I found it helpful to have two files open next to each other - the common one, and the original ones that had the flow - and search for process names because they didn't change. For the 16s workflow, I've ended up with:
workflow filterAndTrim16sPaired {
take: reads
main:
readsPaired = Channel.fromFilePairs( reads )
runFastQC(readsPaired) | runMultiQC()
filterAndTrim(readsPaired)
runFastQC_postfilterandtrim(filterAndTrim.out.filteredReadsforQC) | runMultiQC_postfilterandtrim()
mergeTrimmedTable(filterAndTrim.out.trimTracking)
emit:
filterAndTrim.out
mergeTrimmedTable.out.trimmedReadTracking
}
Since nothing really changes in the individual processes, any breakages should be quite obvious when testing modules one at a time.
The new main.nf
should have just the imports, and put them into workflows corresponding to usage, e.g. 16sPaired, ITSPaired, Loop, PacBio
. Different workflows would then be executed with an -entry
command line argument.
I've set up a preliminary project to start some organization on this.

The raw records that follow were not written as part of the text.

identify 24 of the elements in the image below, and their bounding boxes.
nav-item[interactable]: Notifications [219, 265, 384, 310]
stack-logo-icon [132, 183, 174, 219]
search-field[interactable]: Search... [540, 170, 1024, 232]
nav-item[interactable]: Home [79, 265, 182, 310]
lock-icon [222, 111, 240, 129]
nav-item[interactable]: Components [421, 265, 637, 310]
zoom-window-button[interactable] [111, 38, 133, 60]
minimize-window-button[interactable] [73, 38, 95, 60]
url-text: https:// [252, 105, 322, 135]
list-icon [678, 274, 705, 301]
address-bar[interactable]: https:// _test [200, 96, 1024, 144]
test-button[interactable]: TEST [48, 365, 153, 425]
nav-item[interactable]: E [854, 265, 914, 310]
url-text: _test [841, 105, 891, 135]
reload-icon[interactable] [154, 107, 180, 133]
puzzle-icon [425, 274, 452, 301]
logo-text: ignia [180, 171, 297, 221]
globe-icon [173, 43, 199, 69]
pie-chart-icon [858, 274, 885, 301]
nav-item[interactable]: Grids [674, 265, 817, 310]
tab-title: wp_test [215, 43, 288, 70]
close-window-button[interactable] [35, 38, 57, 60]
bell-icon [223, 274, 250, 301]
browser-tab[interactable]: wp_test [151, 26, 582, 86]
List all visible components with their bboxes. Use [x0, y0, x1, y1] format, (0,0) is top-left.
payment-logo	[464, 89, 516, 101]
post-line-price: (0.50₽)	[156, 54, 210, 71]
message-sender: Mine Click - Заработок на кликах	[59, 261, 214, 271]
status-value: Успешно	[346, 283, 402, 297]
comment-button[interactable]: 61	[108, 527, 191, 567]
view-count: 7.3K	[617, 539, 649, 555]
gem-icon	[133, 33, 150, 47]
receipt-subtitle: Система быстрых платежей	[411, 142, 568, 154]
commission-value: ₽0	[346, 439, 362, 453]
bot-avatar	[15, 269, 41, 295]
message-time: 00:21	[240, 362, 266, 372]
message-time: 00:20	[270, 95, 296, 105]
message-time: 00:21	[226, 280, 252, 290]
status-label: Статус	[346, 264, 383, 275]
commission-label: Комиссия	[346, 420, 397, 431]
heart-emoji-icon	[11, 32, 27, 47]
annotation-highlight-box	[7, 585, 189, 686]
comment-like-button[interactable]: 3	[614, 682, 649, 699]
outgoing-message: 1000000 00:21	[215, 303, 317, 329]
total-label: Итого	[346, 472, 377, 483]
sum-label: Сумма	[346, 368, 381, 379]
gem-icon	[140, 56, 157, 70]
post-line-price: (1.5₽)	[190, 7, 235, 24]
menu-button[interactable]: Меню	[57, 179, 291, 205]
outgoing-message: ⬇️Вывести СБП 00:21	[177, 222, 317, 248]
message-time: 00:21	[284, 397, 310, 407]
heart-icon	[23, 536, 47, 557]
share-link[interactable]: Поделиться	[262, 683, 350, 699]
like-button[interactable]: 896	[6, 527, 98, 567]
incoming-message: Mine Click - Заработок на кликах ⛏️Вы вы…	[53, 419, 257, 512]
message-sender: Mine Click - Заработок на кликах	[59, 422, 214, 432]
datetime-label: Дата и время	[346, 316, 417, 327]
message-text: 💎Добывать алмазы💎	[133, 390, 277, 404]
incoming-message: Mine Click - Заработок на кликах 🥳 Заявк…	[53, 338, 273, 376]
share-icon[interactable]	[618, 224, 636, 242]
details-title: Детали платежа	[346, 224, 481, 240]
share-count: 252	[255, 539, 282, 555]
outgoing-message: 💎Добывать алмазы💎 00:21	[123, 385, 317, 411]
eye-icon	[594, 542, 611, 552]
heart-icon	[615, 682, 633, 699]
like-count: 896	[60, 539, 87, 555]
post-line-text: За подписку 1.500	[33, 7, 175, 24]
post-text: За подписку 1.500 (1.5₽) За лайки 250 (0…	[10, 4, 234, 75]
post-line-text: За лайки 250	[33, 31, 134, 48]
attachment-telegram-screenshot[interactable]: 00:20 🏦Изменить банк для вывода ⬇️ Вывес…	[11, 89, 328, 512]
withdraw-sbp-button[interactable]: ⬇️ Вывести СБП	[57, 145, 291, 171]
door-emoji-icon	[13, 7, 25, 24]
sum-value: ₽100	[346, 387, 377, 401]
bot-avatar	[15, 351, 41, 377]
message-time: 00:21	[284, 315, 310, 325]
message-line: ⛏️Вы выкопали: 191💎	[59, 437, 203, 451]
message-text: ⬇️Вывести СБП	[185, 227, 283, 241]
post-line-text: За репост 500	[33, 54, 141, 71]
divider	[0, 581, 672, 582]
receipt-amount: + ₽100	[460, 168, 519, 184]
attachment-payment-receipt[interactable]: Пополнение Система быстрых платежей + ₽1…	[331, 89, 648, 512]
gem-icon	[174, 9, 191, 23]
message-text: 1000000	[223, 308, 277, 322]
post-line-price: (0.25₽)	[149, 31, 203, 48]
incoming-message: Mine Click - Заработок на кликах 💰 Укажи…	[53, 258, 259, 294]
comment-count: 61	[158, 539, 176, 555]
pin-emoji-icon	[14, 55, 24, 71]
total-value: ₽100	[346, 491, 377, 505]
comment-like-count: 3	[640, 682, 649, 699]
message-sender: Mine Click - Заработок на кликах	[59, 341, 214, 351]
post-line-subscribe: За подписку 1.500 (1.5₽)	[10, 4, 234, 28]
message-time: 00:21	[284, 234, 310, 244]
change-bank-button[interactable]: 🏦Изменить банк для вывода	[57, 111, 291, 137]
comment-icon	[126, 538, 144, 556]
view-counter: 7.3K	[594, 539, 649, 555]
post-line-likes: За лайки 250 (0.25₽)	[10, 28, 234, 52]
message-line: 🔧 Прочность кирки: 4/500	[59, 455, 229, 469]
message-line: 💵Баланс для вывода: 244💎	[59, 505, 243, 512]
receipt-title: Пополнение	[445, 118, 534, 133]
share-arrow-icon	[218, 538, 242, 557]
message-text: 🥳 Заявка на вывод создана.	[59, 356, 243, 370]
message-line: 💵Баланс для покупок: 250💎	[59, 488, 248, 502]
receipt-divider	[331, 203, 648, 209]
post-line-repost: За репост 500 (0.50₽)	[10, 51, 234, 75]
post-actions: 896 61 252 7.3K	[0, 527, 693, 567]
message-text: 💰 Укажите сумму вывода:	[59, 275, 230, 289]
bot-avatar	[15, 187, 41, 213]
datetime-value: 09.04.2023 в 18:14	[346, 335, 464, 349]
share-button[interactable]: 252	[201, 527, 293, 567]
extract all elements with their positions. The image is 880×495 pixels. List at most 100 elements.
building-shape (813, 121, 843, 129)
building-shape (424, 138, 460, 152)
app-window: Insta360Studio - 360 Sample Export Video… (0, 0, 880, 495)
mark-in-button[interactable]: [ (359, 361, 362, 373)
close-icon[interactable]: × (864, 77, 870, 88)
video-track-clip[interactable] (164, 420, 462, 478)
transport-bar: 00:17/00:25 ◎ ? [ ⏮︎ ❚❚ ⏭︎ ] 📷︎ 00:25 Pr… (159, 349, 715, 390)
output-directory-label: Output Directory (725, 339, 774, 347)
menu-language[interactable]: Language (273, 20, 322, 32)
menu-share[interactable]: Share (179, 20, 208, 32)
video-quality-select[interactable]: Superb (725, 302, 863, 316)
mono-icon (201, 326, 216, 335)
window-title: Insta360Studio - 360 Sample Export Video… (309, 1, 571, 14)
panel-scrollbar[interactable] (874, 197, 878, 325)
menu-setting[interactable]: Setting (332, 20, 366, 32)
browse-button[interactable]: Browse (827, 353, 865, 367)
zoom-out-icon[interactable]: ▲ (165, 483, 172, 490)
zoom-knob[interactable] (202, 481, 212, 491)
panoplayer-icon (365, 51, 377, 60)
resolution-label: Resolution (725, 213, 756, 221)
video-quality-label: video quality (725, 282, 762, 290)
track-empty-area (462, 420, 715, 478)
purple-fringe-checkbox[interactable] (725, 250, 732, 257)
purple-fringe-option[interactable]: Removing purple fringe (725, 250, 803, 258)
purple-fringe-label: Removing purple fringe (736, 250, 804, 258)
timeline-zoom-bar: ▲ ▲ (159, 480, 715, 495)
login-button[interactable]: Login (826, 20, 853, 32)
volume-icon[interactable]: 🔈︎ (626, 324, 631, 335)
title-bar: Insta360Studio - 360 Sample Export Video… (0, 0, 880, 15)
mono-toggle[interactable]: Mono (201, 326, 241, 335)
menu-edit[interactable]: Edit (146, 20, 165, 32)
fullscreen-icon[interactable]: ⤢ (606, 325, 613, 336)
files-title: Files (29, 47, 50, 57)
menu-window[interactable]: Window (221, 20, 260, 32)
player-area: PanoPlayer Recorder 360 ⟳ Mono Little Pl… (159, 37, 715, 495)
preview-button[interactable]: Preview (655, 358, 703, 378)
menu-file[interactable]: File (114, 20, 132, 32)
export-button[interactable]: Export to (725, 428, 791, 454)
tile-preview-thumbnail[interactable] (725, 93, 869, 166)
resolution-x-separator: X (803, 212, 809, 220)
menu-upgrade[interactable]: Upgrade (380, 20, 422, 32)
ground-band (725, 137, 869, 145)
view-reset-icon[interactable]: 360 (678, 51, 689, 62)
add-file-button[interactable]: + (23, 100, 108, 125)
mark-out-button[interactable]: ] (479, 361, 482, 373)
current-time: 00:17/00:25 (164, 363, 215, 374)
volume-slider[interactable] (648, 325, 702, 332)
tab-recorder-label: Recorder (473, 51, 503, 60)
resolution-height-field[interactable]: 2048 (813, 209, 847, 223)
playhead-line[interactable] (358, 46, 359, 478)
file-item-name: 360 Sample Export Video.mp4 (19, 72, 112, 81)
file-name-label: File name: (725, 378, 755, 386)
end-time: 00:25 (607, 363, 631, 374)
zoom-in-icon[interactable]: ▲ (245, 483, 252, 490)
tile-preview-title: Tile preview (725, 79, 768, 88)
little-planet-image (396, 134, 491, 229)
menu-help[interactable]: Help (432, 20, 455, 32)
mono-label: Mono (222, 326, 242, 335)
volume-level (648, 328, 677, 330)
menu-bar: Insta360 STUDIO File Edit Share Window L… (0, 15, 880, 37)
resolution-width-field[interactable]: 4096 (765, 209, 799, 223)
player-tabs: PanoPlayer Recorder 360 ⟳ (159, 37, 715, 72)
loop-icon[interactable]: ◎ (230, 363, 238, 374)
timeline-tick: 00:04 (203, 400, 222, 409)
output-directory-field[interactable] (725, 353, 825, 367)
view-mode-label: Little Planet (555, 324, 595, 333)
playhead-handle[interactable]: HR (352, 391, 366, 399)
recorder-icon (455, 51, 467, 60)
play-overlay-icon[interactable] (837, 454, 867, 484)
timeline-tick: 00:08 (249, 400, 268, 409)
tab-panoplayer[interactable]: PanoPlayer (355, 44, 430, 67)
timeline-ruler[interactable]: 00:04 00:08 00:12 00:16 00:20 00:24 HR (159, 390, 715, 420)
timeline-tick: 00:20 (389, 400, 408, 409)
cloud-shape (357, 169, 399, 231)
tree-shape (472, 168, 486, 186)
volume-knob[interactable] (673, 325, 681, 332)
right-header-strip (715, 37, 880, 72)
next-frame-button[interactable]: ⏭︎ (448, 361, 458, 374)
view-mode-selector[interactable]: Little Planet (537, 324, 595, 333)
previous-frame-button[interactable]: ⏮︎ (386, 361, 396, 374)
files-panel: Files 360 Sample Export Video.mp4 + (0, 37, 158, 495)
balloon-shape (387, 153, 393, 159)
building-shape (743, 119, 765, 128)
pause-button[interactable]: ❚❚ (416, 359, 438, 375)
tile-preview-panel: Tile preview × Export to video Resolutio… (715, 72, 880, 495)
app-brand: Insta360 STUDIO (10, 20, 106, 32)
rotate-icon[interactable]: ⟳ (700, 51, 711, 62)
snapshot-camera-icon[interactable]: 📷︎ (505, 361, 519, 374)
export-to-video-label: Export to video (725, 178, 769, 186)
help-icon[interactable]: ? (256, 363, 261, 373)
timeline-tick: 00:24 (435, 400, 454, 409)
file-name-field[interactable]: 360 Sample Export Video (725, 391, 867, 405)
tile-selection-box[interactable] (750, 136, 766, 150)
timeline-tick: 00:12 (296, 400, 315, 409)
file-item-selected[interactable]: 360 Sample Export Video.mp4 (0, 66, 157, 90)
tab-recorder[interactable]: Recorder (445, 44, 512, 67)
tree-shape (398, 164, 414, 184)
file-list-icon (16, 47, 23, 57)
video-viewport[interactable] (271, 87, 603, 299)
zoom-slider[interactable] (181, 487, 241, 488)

I'd like to start on something in the next few months, on a branch of course, as we have several workflows with similar steps. We should also think about some of the newer considerations with the nf-core DSL2 base and configs, in particular process-specific configs that allow some custom arguments.
We're seeing some fragmentation on workflows due to switches in technologies (PacBio, Shoreline, Loop, etc) that a migration to DSL2 would help tremendously. This is a simple tracker to plot a course forward and note tickets that would benefit from this.